But life overwhelmed, and as I find myself on an evening flight to Cleveland, yes, Cleveland, looking down on the ribbons of light that carve up the great American Midwest, and in the midst of December's party giving and party going, the present purchasing, and the travails of travel logistics..such plans fell by the wayside.

Instead, I find myself focused completely on the seven days that J and I will have in just four weeks as we take our sea level lungs back up into the clouds, and, I hope, reach the great height of 18,491 feet at the summit of Pico de Orizaba.

In the midst of the December chaos, it's the anticipation of the complete silence that surrounds you when you start a high altitude climb that's serving as my reality check.

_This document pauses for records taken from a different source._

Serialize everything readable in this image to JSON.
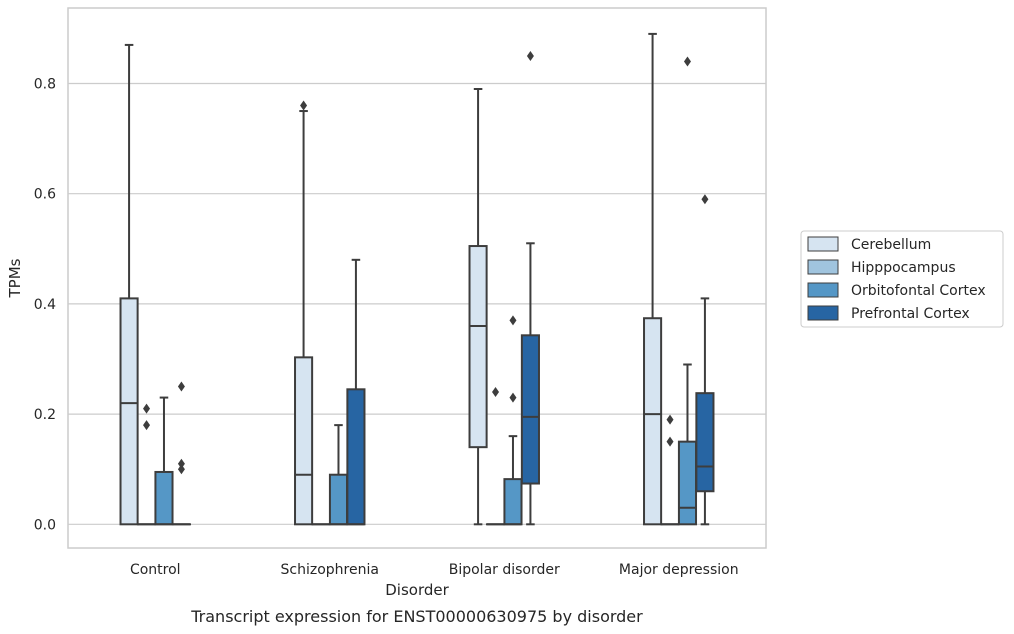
{
  "chart_data": {
    "type": "box",
    "caption": "Transcript expression for ENST00000630975 by disorder",
    "xlabel": "Disorder",
    "ylabel": "TPMs",
    "ylim": [
      -0.043,
      0.937
    ],
    "yticks": [
      "0.0",
      "0.2",
      "0.4",
      "0.6",
      "0.8"
    ],
    "ytick_values": [
      0.0,
      0.2,
      0.4,
      0.6,
      0.8
    ],
    "grid": "horizontal",
    "legend_position": "right",
    "categories": [
      "Control",
      "Schizophrenia",
      "Bipolar disorder",
      "Major depression"
    ],
    "series": [
      {
        "name": "Cerebellum",
        "color": "#d6e4f1",
        "boxes": [
          {
            "q1": 0.0,
            "median": 0.22,
            "q3": 0.41,
            "whisker_low": 0.0,
            "whisker_high": 0.87,
            "outliers": []
          },
          {
            "q1": 0.0,
            "median": 0.09,
            "q3": 0.303,
            "whisker_low": 0.0,
            "whisker_high": 0.75,
            "outliers": [
              0.76
            ]
          },
          {
            "q1": 0.14,
            "median": 0.36,
            "q3": 0.505,
            "whisker_low": 0.0,
            "whisker_high": 0.79,
            "outliers": []
          },
          {
            "q1": 0.0,
            "median": 0.2,
            "q3": 0.374,
            "whisker_low": 0.0,
            "whisker_high": 0.89,
            "outliers": []
          }
        ]
      },
      {
        "name": "Hipppocampus",
        "color": "#a0c4de",
        "boxes": [
          {
            "q1": 0.0,
            "median": 0.0,
            "q3": 0.0,
            "whisker_low": 0.0,
            "whisker_high": 0.0,
            "outliers": [
              0.21,
              0.18
            ]
          },
          {
            "q1": 0.0,
            "median": 0.0,
            "q3": 0.0,
            "whisker_low": 0.0,
            "whisker_high": 0.0,
            "outliers": []
          },
          {
            "q1": 0.0,
            "median": 0.0,
            "q3": 0.0,
            "whisker_low": 0.0,
            "whisker_high": 0.0,
            "outliers": [
              0.24
            ]
          },
          {
            "q1": 0.0,
            "median": 0.0,
            "q3": 0.0,
            "whisker_low": 0.0,
            "whisker_high": 0.0,
            "outliers": [
              0.19,
              0.15
            ]
          }
        ]
      },
      {
        "name": "Orbitofontal Cortex",
        "color": "#5597c6",
        "boxes": [
          {
            "q1": 0.0,
            "median": 0.0,
            "q3": 0.095,
            "whisker_low": 0.0,
            "whisker_high": 0.23,
            "outliers": []
          },
          {
            "q1": 0.0,
            "median": 0.0,
            "q3": 0.09,
            "whisker_low": 0.0,
            "whisker_high": 0.18,
            "outliers": []
          },
          {
            "q1": 0.0,
            "median": 0.0,
            "q3": 0.082,
            "whisker_low": 0.0,
            "whisker_high": 0.16,
            "outliers": [
              0.37,
              0.23
            ]
          },
          {
            "q1": 0.0,
            "median": 0.03,
            "q3": 0.15,
            "whisker_low": 0.0,
            "whisker_high": 0.29,
            "outliers": [
              0.84
            ]
          }
        ]
      },
      {
        "name": "Prefrontal Cortex",
        "color": "#2765a3",
        "boxes": [
          {
            "q1": 0.0,
            "median": 0.0,
            "q3": 0.0,
            "whisker_low": 0.0,
            "whisker_high": 0.0,
            "outliers": [
              0.25,
              0.11,
              0.1
            ]
          },
          {
            "q1": 0.0,
            "median": 0.0,
            "q3": 0.245,
            "whisker_low": 0.0,
            "whisker_high": 0.48,
            "outliers": []
          },
          {
            "q1": 0.074,
            "median": 0.195,
            "q3": 0.343,
            "whisker_low": 0.0,
            "whisker_high": 0.51,
            "outliers": [
              0.85
            ]
          },
          {
            "q1": 0.06,
            "median": 0.105,
            "q3": 0.238,
            "whisker_low": 0.0,
            "whisker_high": 0.41,
            "outliers": [
              0.59
            ]
          }
        ]
      }
    ]
  },
  "colors": {
    "background": "#ffffff",
    "grid": "#cccccc",
    "frame": "#cccccc",
    "box_edge": "#3d3d3d",
    "text": "#262626"
  }
}
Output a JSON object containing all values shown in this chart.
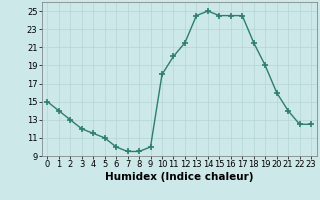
{
  "x": [
    0,
    1,
    2,
    3,
    4,
    5,
    6,
    7,
    8,
    9,
    10,
    11,
    12,
    13,
    14,
    15,
    16,
    17,
    18,
    19,
    20,
    21,
    22,
    23
  ],
  "y": [
    15,
    14,
    13,
    12,
    11.5,
    11,
    10,
    9.5,
    9.5,
    10,
    18,
    20,
    21.5,
    24.5,
    25,
    24.5,
    24.5,
    24.5,
    21.5,
    19,
    16,
    14,
    12.5,
    12.5
  ],
  "line_color": "#2e7d6e",
  "marker": "+",
  "marker_size": 4,
  "linewidth": 1.0,
  "bg_color": "#cce8e8",
  "grid_color": "#b8d8d8",
  "xlabel": "Humidex (Indice chaleur)",
  "xlabel_fontsize": 7.5,
  "xlabel_bold": true,
  "ylim": [
    9,
    26
  ],
  "xlim": [
    -0.5,
    23.5
  ],
  "yticks": [
    9,
    11,
    13,
    15,
    17,
    19,
    21,
    23,
    25
  ],
  "xtick_labels": [
    "0",
    "1",
    "2",
    "3",
    "4",
    "5",
    "6",
    "7",
    "8",
    "9",
    "10",
    "11",
    "12",
    "13",
    "14",
    "15",
    "16",
    "17",
    "18",
    "19",
    "20",
    "21",
    "22",
    "23"
  ],
  "tick_fontsize": 6,
  "title": ""
}
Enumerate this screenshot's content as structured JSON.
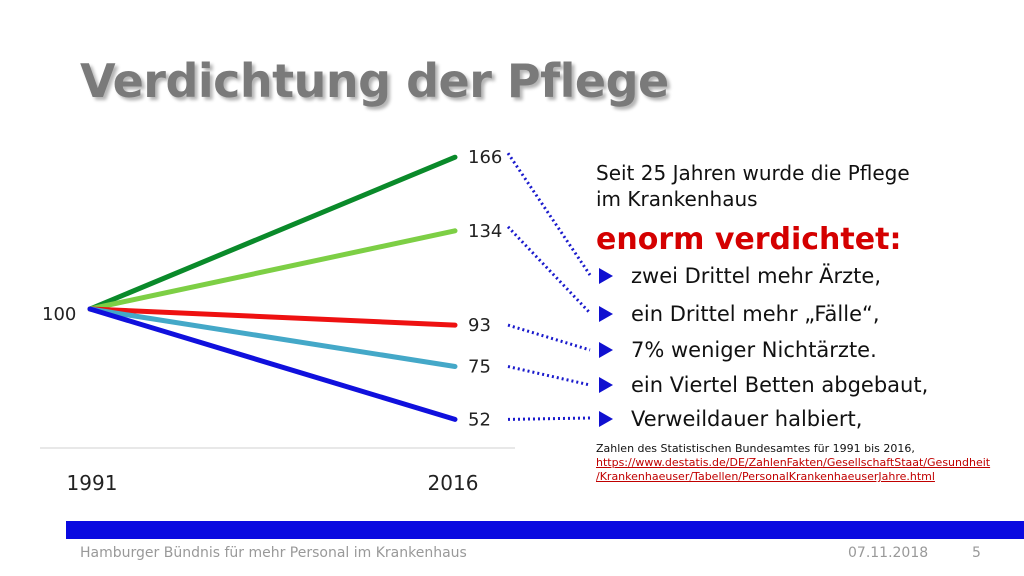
{
  "slide": {
    "title": "Verdichtung der Pflege",
    "intro_line1": "Seit 25 Jahren wurde die Pflege",
    "intro_line2": "im Krankenhaus",
    "emphasis": "enorm verdichtet:",
    "bullets": [
      "zwei Drittel mehr Ärzte,",
      "ein Drittel mehr „Fälle“,",
      "7% weniger Nichtärzte.",
      "ein Viertel Betten abgebaut,",
      "Verweildauer halbiert,"
    ],
    "source_text": "Zahlen des Statistischen Bundesamtes für 1991 bis 2016,",
    "source_link_line1": "https://www.destatis.de/DE/ZahlenFakten/GesellschaftStaat/Gesundheit",
    "source_link_line2": "/Krankenhaeuser/Tabellen/PersonalKrankenhaeuserJahre.html",
    "footer_left": "Hamburger Bündnis für mehr Personal im Krankenhaus",
    "footer_date": "07.11.2018",
    "footer_page": "5",
    "colors": {
      "title": "#7a7a7a",
      "emphasis": "#d40000",
      "bar": "#0a0ae0",
      "connector": "#1a1acc"
    }
  },
  "chart_data": {
    "type": "line",
    "x": [
      "1991",
      "2016"
    ],
    "start_label": "100",
    "ylim": [
      40,
      175
    ],
    "series": [
      {
        "values": [
          100,
          166
        ],
        "end_label": "166",
        "color": "#0a8a2a"
      },
      {
        "values": [
          100,
          134
        ],
        "end_label": "134",
        "color": "#7dcf45"
      },
      {
        "values": [
          100,
          93
        ],
        "end_label": "93",
        "color": "#ee1111"
      },
      {
        "values": [
          100,
          75
        ],
        "end_label": "75",
        "color": "#44a8c8"
      },
      {
        "values": [
          100,
          52
        ],
        "end_label": "52",
        "color": "#1010dd"
      }
    ],
    "grid": false,
    "legend": "none"
  }
}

It's a world unto itself. It's the period between sentences.

You rise at 1 a.m. or so, struggle into whatever layers you didn't sleep in, clamber into your climbing harness, and strap on your helmet. You eat as much breakfast as you can force down at that godforsaken time, and hope that instant coffee will have enough caffeine to keep you going. Everyone is always tense. The guides are making quick forays outside the hut to check on conditions and temperature. No one knows exactly what either the mountain or your own body has in store for you.

Finally, hoping you've wasted only an hour or so, gear assembled and backpacks on, you venture out into what you hope to be a clear black night. The stars are as sharp as the lights of a laser pointer. If you're lucky, there's no wind. Ahead of you is the white glacier and the steep slope up. Eventually it's time to rope up. It's still totally silent and you don't talk except for necessary instruction. You're high above the clouds and your heart is pumping at a speed it never would normally. But you find a rhythm in the deep silence and time stands still. Minutes pass and you're surprised when it's time for the every hour break.

That feeling isn't always with you on the mountain. Lots of times, and especially as the summit draws closer and you're at the increasingly vertical slope leading up to a summit ridge, the rhythm goes, and it's just kick and step and plant ice axe with every muscle of your body calling out loudly. Silent, that's not.

But much as I love the summit, I treasure those quiet moments in the dark at the beginning.  There's nothing to do but to climb, one foot in front of another, knowing that sunrise is waiting.